Гость перестал широко улыбаться, виновато посмотрел на Милу и, ухмыльнувшись уголком рта, добавил:
— Шутка юмора, извиняюсь.
— При ребёнке, пожалуйста, так больше не шути. У неё и так после известных событий психика неустойчивая.
— Ну, извиняй. Сама знаешь, кто в армии служил, тот в цирке не смеётся.
— А вы служили в армии, дядя Дима? — спросила Алёнка.
Гость, увидев, что девочка заинтересовалась его судьбой, заулыбался и важно окинул взглядом хозяек:
— Да! Целых два года честно возвращал Родине долг.
— А где, рядом с домом?
— Я не ботаник и не какой-нибудь там мажор, я коптил небо на Северах. Воинская часть 44025, Республика Саха — Якутия, посёлок городского типа Тикси! Даже помню на зубок номер своего Калаша.

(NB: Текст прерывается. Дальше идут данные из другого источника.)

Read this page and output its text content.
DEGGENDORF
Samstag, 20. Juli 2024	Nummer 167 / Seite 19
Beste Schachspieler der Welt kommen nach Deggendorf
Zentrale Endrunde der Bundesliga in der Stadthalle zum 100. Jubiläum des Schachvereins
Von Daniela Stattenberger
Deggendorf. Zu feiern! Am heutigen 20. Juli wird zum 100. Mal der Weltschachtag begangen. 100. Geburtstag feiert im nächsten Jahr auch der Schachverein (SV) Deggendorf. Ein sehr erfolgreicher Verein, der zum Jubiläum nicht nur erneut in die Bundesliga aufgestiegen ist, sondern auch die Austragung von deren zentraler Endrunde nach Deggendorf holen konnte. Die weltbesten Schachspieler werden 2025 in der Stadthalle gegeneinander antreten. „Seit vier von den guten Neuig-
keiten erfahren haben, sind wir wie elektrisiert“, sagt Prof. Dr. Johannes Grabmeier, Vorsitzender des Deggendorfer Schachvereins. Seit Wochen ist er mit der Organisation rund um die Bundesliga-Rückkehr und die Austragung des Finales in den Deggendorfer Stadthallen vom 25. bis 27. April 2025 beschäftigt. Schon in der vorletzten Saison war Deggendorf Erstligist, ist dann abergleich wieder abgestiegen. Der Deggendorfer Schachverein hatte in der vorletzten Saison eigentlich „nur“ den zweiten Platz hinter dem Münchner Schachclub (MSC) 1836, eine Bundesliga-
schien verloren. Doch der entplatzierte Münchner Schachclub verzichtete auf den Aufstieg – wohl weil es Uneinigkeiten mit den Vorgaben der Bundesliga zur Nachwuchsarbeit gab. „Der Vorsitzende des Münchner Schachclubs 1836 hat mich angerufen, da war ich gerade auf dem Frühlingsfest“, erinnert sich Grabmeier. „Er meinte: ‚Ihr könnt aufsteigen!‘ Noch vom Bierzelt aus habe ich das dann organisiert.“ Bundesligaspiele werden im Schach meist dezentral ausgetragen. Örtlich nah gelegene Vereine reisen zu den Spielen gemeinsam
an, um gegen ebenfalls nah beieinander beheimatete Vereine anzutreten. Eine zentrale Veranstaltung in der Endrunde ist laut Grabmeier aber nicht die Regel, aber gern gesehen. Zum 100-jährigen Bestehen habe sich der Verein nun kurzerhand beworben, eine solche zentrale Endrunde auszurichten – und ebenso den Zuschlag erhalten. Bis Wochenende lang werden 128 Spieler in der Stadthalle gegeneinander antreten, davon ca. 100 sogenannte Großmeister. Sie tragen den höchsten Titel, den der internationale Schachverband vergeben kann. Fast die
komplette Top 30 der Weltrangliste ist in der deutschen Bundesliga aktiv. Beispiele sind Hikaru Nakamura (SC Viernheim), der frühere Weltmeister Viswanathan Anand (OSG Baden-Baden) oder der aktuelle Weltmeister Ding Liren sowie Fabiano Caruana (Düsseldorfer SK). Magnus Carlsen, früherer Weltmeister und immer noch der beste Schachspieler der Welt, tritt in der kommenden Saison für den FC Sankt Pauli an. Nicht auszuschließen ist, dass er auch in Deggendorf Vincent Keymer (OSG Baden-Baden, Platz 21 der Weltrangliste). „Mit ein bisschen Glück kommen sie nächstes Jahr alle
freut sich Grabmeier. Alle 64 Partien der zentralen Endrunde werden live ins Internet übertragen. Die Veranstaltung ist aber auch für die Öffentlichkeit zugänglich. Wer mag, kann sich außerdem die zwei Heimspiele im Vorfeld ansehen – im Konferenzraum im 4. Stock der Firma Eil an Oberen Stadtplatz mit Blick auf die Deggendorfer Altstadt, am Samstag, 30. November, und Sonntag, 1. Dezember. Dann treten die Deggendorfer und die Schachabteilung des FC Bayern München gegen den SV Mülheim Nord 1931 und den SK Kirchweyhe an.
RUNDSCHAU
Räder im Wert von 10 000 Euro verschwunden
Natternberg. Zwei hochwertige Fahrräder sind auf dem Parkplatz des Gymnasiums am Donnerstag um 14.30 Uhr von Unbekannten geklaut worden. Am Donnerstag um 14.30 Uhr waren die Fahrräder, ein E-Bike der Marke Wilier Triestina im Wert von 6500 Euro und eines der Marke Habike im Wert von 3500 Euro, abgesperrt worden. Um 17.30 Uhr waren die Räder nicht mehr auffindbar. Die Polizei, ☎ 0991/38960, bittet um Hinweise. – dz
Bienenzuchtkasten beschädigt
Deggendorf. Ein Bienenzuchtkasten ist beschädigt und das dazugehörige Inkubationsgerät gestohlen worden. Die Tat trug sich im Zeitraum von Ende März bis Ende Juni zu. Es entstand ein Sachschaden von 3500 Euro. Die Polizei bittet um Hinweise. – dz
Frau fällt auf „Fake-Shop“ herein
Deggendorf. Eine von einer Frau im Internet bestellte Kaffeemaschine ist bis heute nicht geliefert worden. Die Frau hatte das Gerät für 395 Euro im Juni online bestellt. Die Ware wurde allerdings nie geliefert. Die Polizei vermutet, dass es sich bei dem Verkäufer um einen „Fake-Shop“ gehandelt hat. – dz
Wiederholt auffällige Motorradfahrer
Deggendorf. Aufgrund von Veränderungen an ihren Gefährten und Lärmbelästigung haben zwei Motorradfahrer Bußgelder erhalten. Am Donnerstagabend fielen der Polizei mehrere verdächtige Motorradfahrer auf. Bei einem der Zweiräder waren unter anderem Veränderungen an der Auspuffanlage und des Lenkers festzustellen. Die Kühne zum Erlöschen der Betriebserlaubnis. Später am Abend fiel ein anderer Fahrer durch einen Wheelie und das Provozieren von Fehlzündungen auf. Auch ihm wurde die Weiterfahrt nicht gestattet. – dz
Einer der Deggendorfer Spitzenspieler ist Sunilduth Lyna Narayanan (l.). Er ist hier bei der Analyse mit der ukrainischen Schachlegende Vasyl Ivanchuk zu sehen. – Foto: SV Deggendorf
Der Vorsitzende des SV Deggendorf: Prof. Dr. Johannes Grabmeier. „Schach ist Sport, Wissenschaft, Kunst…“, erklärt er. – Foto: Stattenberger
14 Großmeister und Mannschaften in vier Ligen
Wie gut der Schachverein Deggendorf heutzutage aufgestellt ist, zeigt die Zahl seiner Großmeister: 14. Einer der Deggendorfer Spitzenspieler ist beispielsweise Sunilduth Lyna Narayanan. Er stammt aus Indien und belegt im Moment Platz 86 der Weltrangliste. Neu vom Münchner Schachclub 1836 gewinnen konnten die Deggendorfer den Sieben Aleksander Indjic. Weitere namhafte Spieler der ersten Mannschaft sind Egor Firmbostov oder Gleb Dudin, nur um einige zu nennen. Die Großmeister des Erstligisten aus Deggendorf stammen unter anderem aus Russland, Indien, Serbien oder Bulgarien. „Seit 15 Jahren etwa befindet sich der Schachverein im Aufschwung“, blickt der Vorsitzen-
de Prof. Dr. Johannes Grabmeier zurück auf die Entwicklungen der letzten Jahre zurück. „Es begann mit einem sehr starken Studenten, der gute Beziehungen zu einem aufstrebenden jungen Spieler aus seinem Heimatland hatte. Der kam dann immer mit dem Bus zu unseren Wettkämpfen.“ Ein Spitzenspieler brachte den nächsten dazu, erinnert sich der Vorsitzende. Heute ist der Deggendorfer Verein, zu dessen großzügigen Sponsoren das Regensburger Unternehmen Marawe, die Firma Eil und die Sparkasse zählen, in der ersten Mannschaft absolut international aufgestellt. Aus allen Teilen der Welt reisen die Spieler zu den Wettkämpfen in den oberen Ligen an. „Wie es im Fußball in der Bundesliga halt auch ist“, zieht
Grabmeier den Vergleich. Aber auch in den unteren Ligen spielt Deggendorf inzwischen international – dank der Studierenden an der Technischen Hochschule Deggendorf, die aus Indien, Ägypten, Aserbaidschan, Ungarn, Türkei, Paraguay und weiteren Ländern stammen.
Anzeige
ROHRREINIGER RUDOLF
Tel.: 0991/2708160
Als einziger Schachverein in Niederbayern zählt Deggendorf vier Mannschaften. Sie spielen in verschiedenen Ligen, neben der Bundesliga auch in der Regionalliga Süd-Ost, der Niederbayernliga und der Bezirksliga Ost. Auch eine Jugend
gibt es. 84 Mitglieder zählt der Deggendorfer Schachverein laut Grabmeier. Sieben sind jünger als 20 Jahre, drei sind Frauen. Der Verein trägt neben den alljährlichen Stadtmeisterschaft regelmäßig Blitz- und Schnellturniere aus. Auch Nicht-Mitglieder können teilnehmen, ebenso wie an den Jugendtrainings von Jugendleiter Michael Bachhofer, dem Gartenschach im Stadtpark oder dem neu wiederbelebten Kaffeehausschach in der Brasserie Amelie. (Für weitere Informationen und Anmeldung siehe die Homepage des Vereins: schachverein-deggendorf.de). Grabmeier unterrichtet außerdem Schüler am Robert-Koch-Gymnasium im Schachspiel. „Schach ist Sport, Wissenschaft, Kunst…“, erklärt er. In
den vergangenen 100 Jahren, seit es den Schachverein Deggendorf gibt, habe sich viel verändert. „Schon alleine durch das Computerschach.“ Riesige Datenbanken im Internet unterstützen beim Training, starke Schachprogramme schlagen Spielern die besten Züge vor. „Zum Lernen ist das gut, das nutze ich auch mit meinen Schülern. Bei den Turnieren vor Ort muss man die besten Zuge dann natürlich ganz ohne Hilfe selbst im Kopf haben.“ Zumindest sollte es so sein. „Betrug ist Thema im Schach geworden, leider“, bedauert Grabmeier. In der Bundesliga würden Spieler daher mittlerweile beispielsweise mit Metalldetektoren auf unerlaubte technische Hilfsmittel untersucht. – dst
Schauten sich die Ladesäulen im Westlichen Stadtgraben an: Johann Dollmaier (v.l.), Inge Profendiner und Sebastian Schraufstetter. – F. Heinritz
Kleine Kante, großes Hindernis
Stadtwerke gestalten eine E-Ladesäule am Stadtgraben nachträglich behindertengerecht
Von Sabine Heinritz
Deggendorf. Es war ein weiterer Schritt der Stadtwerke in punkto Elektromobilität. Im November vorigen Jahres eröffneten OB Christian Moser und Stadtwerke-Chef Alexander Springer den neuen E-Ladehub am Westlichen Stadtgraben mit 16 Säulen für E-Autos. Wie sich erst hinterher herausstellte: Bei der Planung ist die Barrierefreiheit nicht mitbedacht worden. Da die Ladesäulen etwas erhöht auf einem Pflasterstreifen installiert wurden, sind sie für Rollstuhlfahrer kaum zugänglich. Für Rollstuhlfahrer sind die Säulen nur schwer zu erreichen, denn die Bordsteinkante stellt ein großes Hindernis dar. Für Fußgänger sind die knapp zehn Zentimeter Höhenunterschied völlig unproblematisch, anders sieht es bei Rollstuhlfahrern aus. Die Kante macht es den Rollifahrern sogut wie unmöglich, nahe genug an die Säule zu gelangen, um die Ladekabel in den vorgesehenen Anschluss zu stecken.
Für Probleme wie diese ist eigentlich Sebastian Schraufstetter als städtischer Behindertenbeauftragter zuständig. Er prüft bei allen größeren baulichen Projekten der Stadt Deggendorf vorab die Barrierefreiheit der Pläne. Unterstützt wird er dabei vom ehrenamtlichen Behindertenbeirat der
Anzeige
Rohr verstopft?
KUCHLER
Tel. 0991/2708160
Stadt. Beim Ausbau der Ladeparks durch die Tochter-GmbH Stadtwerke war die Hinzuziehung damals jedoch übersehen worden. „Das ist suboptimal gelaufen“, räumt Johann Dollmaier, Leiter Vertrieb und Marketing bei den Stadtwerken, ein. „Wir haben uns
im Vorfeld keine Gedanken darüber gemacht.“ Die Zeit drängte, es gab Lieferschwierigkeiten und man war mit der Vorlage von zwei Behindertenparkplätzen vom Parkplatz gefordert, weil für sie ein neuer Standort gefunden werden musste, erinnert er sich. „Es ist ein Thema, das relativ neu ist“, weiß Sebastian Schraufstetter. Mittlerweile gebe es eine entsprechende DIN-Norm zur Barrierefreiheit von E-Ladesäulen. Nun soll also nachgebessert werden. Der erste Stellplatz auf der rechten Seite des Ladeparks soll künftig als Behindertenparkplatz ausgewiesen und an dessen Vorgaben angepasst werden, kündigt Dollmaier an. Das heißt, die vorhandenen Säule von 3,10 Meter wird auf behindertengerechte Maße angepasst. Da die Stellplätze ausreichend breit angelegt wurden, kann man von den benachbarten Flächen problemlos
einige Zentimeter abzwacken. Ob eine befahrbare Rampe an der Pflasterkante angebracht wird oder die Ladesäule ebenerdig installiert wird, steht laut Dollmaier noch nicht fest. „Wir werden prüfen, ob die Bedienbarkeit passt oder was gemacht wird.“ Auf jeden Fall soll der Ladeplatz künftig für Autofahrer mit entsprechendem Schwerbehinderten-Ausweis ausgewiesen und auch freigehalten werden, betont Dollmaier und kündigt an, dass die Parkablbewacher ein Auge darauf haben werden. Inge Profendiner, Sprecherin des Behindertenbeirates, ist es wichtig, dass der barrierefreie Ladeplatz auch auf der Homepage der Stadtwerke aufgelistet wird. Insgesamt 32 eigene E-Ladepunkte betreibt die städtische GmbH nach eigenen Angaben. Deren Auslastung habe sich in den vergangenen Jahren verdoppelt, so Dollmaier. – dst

— Кто такой «Калаш»— это ваш конь или осёл? — спросила радостная Алёна, теперь она знала наверняка, что такое таинственное «п. г. т.» и неведомое для девочки «в/ч».
— Это АКМ: автомат Калашникова модернизированный, калибра 7,62 миллиметра!
— А я думала ослик, хотя на севере ослики-то не живут… да там же царство северных оленей!
— Точно, оленей, по юкагирски — илэ, там полно, все они с бо-ольшими рогами!
— Перестань! — Мила нарушила молчание и строго посмотрела на Дмитрия.
— Мама, это я во всём виновата!
— Ты тоже не ёрничай! Нашла ровесника, чтобы порезвиться!
— Обещаю, больше не буду. А про автомат можно спросить?
— Спрашивай, — разрешила мама.
— Дядя Дима, а как вас можно проверить, если вы сейчас номер автомата придумаете?
— Кто, я придумываю? Номер 1984 АМ 8480! Подожди, у меня есть доказательства!
Покрасневший Дмитрий полез в замызганную борсетку и скоро извлёк книжицу, смахивающую на паспорт.
— Вот он, мой военный билет, посмотри!
— А можно мне самой полистать, я его никогда не видела, а?
— На вот смотри и проверяй.
— Как всё удачно получилось, — обрадованно сказала Алёнка и дрожащими пальцами подхватила слегка шершавый документ.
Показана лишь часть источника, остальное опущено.